TSYS Study Shows Wide Adoption of Mobile Banking Apps Among U.S. Consumers

Staff Report From Columbus CEO

Tuesday, September 29th, 2015

TSYS today announced the results of its 2015 U.S. Consumer Payment Choice Study. New to the fifth annual research were findings related to mobile app usage. The online survey of more than 1,000 U.S. consumers found that mobile applications provided by financial institutions are highly adopted and frequently used. Fifty percent of survey respondents said that they have installed a mobile app from their bank. Of those respondents, 70 percent said that they use the app a few times a month or more.

“We expect the emphasis on digital engagement and technology to continue as innovation increases and new products become available to consumers,” said John Dale Hester, group executive of Relationship Management at TSYS. “Providing a more robust customer experience and expanded consumer choices will help drive progress and innovation within the payments industry.”

In addition to providing insight into the growth of digital engagement, the study also uncovered drivers of consumer behavior and information around consumer preferences for payment and communication methods. Other key findings included:

  • Although debit continues to be the most preferred payment type among U.S. consumers, it has declined during the last two years. Forty-one percent of consumers prefer debit cards, down from 43 percent in 2014 and 49 percent in 2013. Credit card preference held steady at 35 percent.

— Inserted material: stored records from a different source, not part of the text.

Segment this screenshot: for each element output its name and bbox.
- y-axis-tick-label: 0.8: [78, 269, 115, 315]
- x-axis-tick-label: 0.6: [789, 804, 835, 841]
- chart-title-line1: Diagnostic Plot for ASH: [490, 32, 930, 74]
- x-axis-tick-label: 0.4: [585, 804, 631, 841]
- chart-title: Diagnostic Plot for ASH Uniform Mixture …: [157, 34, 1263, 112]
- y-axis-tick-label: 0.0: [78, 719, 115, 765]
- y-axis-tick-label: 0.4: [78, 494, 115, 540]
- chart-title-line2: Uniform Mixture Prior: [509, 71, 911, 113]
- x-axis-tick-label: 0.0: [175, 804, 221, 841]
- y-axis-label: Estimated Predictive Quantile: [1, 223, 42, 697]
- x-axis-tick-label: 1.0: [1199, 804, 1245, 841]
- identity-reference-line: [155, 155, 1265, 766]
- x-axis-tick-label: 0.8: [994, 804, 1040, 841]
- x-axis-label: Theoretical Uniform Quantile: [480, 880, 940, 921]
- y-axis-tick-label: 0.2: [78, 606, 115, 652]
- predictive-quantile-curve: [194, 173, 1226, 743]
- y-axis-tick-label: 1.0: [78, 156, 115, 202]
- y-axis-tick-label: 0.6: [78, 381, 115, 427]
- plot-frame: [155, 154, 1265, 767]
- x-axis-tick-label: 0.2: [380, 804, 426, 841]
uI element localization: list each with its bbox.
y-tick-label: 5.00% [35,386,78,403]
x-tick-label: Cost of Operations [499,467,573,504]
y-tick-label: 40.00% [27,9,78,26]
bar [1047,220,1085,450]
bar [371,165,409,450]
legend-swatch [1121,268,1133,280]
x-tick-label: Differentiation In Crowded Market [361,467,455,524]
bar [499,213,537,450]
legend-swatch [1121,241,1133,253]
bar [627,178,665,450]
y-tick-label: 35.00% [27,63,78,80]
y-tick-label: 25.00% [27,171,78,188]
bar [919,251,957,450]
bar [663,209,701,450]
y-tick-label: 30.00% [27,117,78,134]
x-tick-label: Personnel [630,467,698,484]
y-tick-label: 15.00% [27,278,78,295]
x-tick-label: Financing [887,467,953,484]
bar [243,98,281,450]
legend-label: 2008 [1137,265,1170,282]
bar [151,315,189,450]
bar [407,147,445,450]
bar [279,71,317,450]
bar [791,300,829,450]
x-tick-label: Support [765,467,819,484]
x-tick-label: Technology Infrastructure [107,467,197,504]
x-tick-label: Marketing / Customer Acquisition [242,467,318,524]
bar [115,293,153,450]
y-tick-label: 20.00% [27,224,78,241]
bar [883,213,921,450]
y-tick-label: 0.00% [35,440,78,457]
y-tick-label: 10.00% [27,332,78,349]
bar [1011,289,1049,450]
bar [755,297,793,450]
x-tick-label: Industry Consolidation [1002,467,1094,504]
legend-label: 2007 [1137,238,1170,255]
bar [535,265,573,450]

  • Loyalty and rewards are important in driving consumer behavior and affecting payment preference. Fifty-five percent of respondents chose rewards as the most attractive feature of their preferred credit card.

  • When interacting with their financial services provider, email is the most preferred channel of communication among consumers. Forty-six percent reported preferring email communication from their bank regarding purchase transactions.

  • When asked about the frequency of getting marketing and special offers, 43 percent of respondents reported that they would prefer to receive these communications once a month.